Quelle parole dalla giungla

La lettera e il video sono stati resi pubblici qualche giorno fa ma vogliamo parlarne ancora, come a tenere viva una fiammella. Non solo perché speriamo tutti in una svolta nella terribile storia di questa donna sequestrata ormai da anni nella giungla colombiana. Ma soprattutto perchè le parole scritte da Ingrid Betancourt vanno dritte al cuore e sono lezione di straordinaria educazione sentimentale. Sappiamo che la famiglia aveva definito la diffusione della lettera da parte delle autorità colombiane una violazione della intimità e una volta letta e riletta ne capiamo le ragioni. Sono le stesse però, che alla fine illuminano sul rigore, la sobrietà, il pudore e la forza di una donna che in condizioni disumane “io che vivo come una morta” riesce a parlare dei suoi cari e del suo paese come raramente ormai abbiamo occasione di ascoltare. Una testimonianza preziosa quindi, in questi tempi di affetti colmati con le cose, di come con le parole si possano costruire e stringere legami perenni, di come si possa dimostrare e chiedere amore su un piccolo pezzo di carta che dopo tre anni si ha la possibilità di riempire, nel breve tempo prima che i carcerieri vengano a prenderlo. Leggere come descrive e sembra vedere dinanzi agli occhi i figli, come sono cresciuti e come saranno diventati, Lorenzo “il mio musicista che canta e m’incanta, il signore del mio cuore”, Melanie “il mio sole di primavera” fa tremare all’idea di quelle famiglie mute la sera davanti alla tv. E con quale naturalezza chiede alla madre di dire ai ragazzi di “mandarmi tre messaggi alla settimana. Niente di speciale, se questo è anche il loro desiderio e se avranno voglia di farlo”. Ora immaginatela li, in mezzo alla giungla, in catene assieme ad altri prigionieri, che quasi non mangia e si sposta ogni notte da un posto all’altro, che chiede ai figli di scrivere con regolarità, sapendo che nulla probabilmente le giungerà di quel conforto. Viene il brivido a ripensare a certe conversazioni su che hai fatto a scuola, niente, vado di là, non rompere.
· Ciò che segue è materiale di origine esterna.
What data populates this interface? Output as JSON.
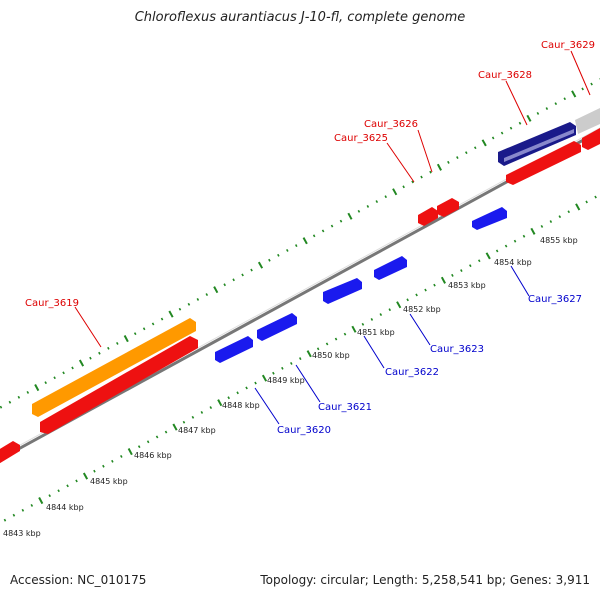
{
  "title": "Chloroflexus aurantiacus J-10-fl, complete genome",
  "footer": {
    "accession": "Accession: NC_010175",
    "summary": "Topology: circular; Length: 5,258,541 bp; Genes: 3,911"
  },
  "colors": {
    "forward_gene": "#ee1111",
    "reverse_gene": "#1a1aee",
    "highlight_gene": "#ff9900",
    "rna_gene": "#1a1a8a",
    "backbone": "#777777",
    "tick": "#228822",
    "label_forward": "#dd0000",
    "label_reverse": "#0000cc"
  },
  "scale_labels": [
    "4843 kbp",
    "4844 kbp",
    "4845 kbp",
    "4846 kbp",
    "4847 kbp",
    "4848 kbp",
    "4849 kbp",
    "4850 kbp",
    "4851 kbp",
    "4852 kbp",
    "4853 kbp",
    "4854 kbp",
    "4855 kbp"
  ],
  "forward_labels": [
    "Caur_3619",
    "Caur_3625",
    "Caur_3626",
    "Caur_3628",
    "Caur_3629"
  ],
  "reverse_labels": [
    "Caur_3620",
    "Caur_3621",
    "Caur_3622",
    "Caur_3623",
    "Caur_3627"
  ]
}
E poi c’è il Paese, il proprio Paese “quando la notte calava più buia la Francia è stata il faro”, “ammiro la capacità di mobilitarsi di un popolo che, come diceva Camus, sa che vivere significa impegnarsi”. Come si fa a non fremere un poco per parole così, a non riflettere su radici, identità e sulla maniera vigorosa e gentile di coltivarle tanto da scrivere queste cose dinanzi a un nuovo inverno di prigionia, lontano da tutto e da tutti. Poi certo c’è anche dell’altro, la fede e la politica, il tema scomodo dei sequestrati e della fermezza a combattere la guerriglia. Ma la lettera che arriva dalla giungla colpisce soprattutto perché fa riflettere tutti su sé stessi. Famiglie e Paesi.